3. The term "Marginal Gas"
shall include production from all zones and multilateral branches at a single
well without regard to whether the production is separately metered.
4. "Marginal Gas" shall not include gas
produced from:
i. A high-cost gas well during
the thirty-six (36) month period provided in NG-7.C.1;
ii. A high-cost gas well during any allowed
extension provided in NG-7.C.2; or
iii. A new discovery gas well during the
twenty four (24) month period provided in NG-7.B.

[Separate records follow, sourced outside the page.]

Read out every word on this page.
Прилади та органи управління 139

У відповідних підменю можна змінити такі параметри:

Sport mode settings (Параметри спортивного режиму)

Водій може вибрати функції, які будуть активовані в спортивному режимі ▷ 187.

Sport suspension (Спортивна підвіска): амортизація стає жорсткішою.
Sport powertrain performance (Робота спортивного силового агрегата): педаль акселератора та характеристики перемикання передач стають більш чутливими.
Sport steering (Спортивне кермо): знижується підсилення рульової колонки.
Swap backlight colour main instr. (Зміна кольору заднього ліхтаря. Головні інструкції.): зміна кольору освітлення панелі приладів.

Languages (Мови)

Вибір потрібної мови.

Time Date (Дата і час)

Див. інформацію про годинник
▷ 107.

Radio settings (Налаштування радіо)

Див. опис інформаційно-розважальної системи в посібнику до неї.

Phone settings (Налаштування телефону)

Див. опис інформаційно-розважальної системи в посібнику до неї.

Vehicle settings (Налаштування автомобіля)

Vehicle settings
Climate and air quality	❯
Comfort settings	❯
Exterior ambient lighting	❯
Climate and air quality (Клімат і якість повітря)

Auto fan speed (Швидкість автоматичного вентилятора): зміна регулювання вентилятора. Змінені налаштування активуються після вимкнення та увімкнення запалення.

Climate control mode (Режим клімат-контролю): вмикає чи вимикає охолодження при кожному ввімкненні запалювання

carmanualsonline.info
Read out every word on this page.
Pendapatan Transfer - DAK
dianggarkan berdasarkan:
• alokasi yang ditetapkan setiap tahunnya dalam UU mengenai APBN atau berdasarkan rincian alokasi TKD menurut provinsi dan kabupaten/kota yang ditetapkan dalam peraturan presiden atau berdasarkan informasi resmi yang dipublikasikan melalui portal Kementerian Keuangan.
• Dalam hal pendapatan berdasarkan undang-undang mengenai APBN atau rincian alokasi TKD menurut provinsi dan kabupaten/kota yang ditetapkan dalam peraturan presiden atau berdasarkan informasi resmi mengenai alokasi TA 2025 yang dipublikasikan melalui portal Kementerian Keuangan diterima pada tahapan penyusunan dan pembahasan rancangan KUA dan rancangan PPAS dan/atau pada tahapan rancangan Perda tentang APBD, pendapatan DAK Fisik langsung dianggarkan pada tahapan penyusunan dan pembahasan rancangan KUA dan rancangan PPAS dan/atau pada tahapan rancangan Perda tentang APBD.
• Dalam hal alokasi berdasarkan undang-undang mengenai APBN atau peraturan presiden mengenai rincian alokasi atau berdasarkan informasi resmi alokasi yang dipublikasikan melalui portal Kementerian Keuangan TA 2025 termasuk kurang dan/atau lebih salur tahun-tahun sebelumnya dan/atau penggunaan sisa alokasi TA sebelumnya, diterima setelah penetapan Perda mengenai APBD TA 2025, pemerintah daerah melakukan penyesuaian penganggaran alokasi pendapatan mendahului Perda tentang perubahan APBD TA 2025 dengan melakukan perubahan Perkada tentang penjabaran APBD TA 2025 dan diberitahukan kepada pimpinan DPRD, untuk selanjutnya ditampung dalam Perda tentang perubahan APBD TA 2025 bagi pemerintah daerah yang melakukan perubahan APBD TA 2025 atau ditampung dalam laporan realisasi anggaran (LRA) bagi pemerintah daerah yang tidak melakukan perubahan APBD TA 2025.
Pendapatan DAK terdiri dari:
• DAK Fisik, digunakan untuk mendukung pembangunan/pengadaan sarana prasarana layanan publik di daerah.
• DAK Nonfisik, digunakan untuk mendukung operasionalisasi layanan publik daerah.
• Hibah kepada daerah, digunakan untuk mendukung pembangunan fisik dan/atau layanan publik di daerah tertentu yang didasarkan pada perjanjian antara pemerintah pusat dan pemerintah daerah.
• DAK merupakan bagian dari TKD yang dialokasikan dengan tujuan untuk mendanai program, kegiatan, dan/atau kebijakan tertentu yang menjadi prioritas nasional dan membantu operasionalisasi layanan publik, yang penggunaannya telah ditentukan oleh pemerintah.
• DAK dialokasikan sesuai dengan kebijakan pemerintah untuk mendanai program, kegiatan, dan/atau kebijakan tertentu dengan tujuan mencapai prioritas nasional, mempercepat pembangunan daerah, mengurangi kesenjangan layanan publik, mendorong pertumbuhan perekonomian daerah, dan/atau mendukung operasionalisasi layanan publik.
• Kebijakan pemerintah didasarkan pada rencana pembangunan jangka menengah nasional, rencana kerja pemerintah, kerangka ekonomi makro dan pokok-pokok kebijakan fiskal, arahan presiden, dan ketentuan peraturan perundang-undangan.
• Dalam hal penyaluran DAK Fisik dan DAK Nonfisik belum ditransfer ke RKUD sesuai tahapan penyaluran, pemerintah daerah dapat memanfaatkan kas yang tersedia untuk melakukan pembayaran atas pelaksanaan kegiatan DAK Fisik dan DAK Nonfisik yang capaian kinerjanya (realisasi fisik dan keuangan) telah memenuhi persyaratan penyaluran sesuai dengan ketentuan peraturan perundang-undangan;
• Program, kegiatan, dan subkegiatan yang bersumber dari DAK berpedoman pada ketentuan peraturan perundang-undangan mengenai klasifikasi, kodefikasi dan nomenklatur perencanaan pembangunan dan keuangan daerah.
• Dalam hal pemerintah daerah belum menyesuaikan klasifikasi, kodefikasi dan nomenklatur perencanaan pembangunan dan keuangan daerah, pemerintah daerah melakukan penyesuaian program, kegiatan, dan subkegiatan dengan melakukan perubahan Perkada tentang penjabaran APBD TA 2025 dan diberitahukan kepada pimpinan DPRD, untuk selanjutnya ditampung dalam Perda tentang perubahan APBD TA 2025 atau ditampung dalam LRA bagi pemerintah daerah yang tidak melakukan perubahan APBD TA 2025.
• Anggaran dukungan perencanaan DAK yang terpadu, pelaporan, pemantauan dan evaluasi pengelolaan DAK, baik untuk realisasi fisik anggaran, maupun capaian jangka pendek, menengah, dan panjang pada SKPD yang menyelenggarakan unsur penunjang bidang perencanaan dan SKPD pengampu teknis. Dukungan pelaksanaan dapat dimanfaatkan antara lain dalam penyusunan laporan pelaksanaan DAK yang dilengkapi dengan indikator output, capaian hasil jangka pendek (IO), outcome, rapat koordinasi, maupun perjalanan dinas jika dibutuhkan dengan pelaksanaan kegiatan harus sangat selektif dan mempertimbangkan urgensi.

C. "New Discovery Gas" means
natural gas that is produced from a new discovery gas well and is eligible for
the twenty-four (24) month reduced severance tax rate of NG-7.B.
Source: Ark. Code Ann. §
26-58-101.
NG-6.
AMOUNT AND
NATURE OF TAX:
A. On and after January
1, 2009, the severance tax rate levied on natural gas production is the
following percent of market value of the natural gas severed within the State
of Arkansas:
1. One and one-half percent
(1.5%) on new discovery gas for the time period provided in NG-7.B;
2. One and one-half percent (1.5%) on
high-cost gas for the time periods provided in NG-7.C;
3. One and one-quarter percent (1.25%) on
marginal gas;
4. Five percent (5%)
on all natural gas which is not defined as new discovery gas or marginal gas;
and
5. Five percent (5%) on
high-cost gas following the cost recovery period(s) of NG-7.C., as
applicable.
B. For each
natural gas well, a producer shall pay the severance tax rate provided in
NG-6.A. according to the well determination made by the Director of the Oil
Commission in NG-8.C. regardless of whether a well contains two or more
separately metered or commingled gas producing zones.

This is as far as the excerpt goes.